Ktoś przyniósł myszaka.
Ja akurat trzymałem wyrywającego się psa, który nie rozumiał całej tej sytuacji... że musi być oglądany, przesuwany, unieruchomiony i generalnie zniewolony.
Nagle myszak wydostał się z pudełka i skoczył mi do twarzy, skakał w powietrzu wokół mnie jakby był kolibrem a nie gryzoniem i próbował haknąć mnie ostrymi jak brzytwa zębami.
Wszyscy wiedzieli, że jak myszak kogoś ugryzie to natychmiast ulegnie przemianie i nadejdzie apokalipsa.
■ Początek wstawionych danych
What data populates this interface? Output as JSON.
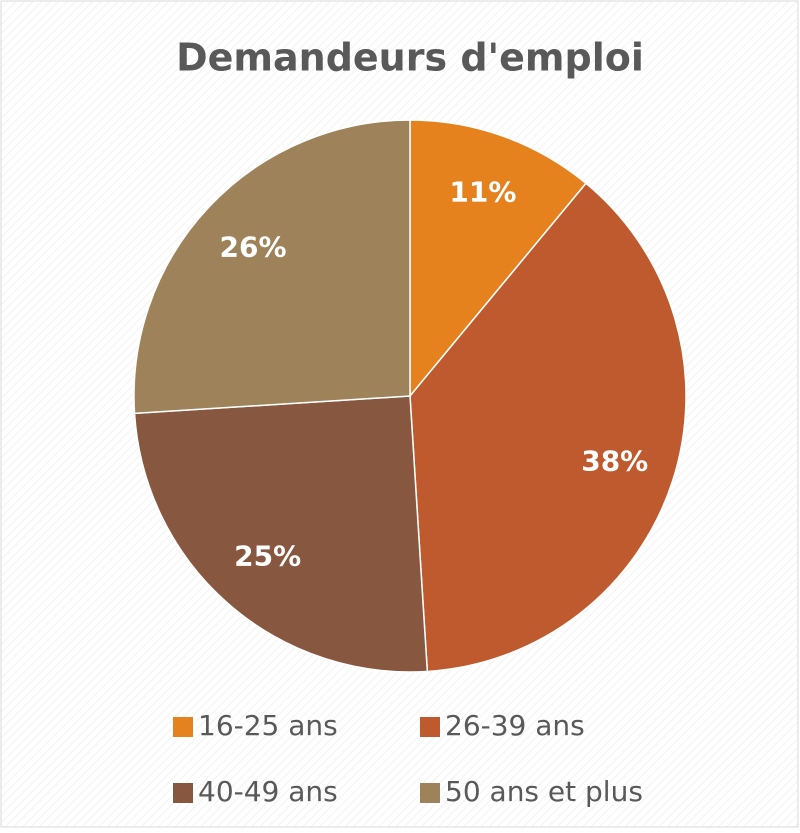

Dla mnie osobiście oznaczało to jednak ból przeciętych tkanek i bryzganie krwią. Co mnie obchodzi armageddon, jak tuż przed nim będę miał swoją własną małą apokalipsę.
Do gabinetu weszły nowe osoby w kapturach Klanu i maskach z dziobami krogulców. Było ich 6 a wśród nich znajdowała się ta jedna jedyna na świecie, która była w stanie zneutralizować destrukcyjną siłę myszaka.
Ustawili się wokół drugiego stołu, na którym leżał inny (martwy już) myszak i zaczęli odprawiać szamańskie rytuały Apaczów. Na pozór te wszystkie elementy- strój, martwy myszak, maski, kaptury i zawodzenia, nie pasowały do siebie. Jednak było w tym coś spójne metafizycznie. Coś, co łączyło wszystko inne.
Nić.
Struna.
Czasoprzestrzenne wrzeciono.
I wtedy zrozumiałem istotę elementów wspólnych dla całego wszechświata.Ich ochrona pozwoli ochronić wszystko inne. Albo raczej dopóki one będą istnieć w tej wspólności, dopóty śmierć będzie nic nie znaczącym wydarzeniem w pulsującym życiu. Przerwą w przejściu między nieskończoną ilością równie nieskończonych wszechświatów.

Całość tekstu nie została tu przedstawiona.